Fish Description: The back of the Swordfish has a range of grayish blue, brown, metallic, and purple, or a bronze look. Its sides are light muddy in color, and its underbelly is off-white. The Costa Rica Swordfish has a long, flat, sword-like upper jaw and does not have scales, teeth, or pelvic fins. The first dorsal fin is high with a single keel on each side of its body in front of the tail.

Costa Rica Swordfish Fishing


Size: In the past, the Swordfish averaged 200 pounds, but now with commercial fishing, that has changed. Currently, the average is around 48 inches.

Remarks: Large swordfish are all females, and males rarely exceed 200 pounds. Except when spawning, the females are believed to prefer cooler water than that favored by male Swordfish. They feed on squid, octopus, and pelagic fish of all kinds.

Costa Rica Swordfish

Swordfish is a highly sought-after game fish for their size, strength, and fighting ability. They are found in warm waters around the world and can grow up to 14 feet long and weigh over 1,000 pounds. If you want to catch a swordfish, read on for tips on their habits, habitats, and the best techniques for reeling them in.

Understanding Swordfish Habits and Habitats.
Swordfish are found in warm waters around the world, typically in depths of 1,200 to 1,800 feet. They are known to migrate long distances, often following their prey, which includes squid, mackerel, and other fish. Swordfish are also known to swim near the surface at night, making them a popular target for anglers using lights to attract them. Understanding their habits and habitats is key to successfully catching swordfish.

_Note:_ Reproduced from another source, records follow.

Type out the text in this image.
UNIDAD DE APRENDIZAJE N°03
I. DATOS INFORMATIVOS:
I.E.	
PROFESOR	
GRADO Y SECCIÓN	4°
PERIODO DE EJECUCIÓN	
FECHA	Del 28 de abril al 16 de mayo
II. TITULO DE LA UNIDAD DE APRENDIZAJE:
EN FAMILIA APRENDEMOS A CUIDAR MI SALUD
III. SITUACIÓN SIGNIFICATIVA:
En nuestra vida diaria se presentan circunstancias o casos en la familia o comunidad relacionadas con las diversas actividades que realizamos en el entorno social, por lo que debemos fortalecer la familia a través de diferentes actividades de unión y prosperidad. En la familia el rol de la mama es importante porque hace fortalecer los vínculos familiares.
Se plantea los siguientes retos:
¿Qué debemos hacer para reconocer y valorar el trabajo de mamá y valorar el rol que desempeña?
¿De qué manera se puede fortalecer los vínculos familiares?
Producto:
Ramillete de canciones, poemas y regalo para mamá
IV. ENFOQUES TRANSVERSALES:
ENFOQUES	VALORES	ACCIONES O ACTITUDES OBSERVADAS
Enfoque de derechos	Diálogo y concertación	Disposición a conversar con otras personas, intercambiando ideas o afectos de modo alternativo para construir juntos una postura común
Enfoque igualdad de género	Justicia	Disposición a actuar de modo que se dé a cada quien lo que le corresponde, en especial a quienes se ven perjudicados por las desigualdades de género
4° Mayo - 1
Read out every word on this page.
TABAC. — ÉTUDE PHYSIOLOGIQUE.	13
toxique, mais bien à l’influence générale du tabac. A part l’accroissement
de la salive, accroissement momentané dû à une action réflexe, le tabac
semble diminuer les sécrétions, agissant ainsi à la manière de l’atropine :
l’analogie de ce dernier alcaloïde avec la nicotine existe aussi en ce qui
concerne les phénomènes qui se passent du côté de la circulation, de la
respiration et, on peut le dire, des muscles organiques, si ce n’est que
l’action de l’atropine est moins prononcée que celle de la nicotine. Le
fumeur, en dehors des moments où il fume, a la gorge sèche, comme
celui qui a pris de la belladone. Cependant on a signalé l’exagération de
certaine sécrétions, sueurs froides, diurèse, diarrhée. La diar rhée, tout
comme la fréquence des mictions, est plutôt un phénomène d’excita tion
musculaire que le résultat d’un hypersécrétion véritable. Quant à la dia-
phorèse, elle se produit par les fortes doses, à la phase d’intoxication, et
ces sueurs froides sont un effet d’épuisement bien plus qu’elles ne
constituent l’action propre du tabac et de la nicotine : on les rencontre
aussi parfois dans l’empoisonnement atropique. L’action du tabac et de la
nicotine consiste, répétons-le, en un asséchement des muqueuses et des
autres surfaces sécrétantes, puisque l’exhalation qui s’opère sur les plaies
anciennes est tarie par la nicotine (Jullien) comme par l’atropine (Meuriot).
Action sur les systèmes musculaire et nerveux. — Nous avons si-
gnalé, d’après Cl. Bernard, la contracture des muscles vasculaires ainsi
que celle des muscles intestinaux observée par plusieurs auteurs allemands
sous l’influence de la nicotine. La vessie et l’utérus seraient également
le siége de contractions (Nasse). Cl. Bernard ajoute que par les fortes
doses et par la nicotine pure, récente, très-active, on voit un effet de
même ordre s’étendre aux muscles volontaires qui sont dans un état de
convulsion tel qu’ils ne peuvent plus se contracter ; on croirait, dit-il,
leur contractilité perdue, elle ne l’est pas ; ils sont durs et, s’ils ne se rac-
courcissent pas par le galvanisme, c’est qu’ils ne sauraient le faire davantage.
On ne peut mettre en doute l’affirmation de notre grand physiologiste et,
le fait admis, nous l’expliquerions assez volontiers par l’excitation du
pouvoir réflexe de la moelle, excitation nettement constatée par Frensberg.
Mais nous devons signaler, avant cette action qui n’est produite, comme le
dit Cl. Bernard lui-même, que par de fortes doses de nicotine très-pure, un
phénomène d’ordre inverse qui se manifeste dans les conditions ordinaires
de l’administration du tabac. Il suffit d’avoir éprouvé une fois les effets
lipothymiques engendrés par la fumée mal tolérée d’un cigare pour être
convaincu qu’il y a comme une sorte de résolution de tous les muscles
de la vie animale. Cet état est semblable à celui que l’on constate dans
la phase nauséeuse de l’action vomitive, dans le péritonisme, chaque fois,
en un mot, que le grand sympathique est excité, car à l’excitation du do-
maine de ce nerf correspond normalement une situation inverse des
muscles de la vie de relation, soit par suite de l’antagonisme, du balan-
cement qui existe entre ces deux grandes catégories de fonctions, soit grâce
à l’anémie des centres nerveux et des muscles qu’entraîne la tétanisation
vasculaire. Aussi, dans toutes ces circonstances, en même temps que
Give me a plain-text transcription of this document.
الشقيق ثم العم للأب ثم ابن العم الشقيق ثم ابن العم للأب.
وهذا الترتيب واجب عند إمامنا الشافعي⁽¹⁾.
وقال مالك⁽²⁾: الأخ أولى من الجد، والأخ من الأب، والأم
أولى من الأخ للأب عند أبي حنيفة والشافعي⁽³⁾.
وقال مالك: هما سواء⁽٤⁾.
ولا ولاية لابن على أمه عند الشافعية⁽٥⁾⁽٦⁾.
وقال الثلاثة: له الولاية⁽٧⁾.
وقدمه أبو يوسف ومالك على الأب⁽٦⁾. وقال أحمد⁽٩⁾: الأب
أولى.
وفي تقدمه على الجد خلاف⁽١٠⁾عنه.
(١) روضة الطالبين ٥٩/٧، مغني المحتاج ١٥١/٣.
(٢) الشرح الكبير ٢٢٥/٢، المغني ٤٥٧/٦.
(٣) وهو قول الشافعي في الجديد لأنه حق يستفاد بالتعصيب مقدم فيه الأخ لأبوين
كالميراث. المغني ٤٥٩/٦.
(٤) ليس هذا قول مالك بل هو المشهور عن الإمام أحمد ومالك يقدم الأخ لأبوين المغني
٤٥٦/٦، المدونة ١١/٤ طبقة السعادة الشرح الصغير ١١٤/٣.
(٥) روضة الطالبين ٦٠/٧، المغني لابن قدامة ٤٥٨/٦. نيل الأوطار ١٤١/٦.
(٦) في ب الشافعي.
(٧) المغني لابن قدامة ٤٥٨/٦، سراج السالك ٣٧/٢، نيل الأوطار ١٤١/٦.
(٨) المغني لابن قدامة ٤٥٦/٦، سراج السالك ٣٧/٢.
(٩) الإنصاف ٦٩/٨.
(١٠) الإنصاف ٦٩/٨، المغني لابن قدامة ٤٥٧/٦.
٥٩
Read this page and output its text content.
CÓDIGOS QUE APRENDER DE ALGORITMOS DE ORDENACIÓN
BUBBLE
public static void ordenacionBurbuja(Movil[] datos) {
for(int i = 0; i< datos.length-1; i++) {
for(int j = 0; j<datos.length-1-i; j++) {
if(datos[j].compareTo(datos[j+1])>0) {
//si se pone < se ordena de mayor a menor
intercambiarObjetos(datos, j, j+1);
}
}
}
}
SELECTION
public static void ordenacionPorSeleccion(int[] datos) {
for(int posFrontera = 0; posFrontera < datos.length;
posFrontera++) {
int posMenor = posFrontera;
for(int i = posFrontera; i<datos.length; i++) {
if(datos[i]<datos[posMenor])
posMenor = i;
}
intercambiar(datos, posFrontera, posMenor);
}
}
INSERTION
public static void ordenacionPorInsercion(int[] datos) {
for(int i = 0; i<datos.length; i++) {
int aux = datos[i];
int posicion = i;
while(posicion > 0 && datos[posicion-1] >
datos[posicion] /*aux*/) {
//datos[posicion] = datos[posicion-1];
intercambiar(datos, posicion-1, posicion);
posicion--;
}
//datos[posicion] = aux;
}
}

Choosing the Right Gear and Equipment.
When catching swordfish, having the right gear and equipment is crucial. Anglers typically use heavy-duty rods and reels with a minimum line strength of 80 pounds. A variety of baits can be used, including squid, mackerel, and live baitfish. It’s also important to have a reliable GPS system and depth finder to locate swordfish in their deep-water habitats. Additionally, specialized lights and rigs can attract swordfish to the surface at night.

Techniques for Catching Swordfish.
Catching swordfish requires skill, patience, and the right equipment. One popular technique is deep dropping, where anglers use heavy weights to drop bait to depths of 1,500 feet or more. Another technique is trolling, where baits are dragged behind a boat at varying depths. Swordfish are also known to feed near the surface at night, making them vulnerable to techniques like kite fishing and buoy fishing. Whatever technique you choose, be prepared for a challenging and rewarding fight with one of the ocean’s ultimate game fish.

Safety Tips for Swordfishing.
Swordfishing can be a thrilling and rewarding experience, but it’s important to prioritize safety while out on the water. Always wear a life jacket and make sure your boat is equipped with proper safety equipment, including flares, a first aid kit, and a radio for communication. Be aware of weather conditions and avoid fishing in rough seas or during thunderstorms. It’s also important to handle swordfish with care, using gloves and a de-hooking tool to avoid injury to both yourself and the fish.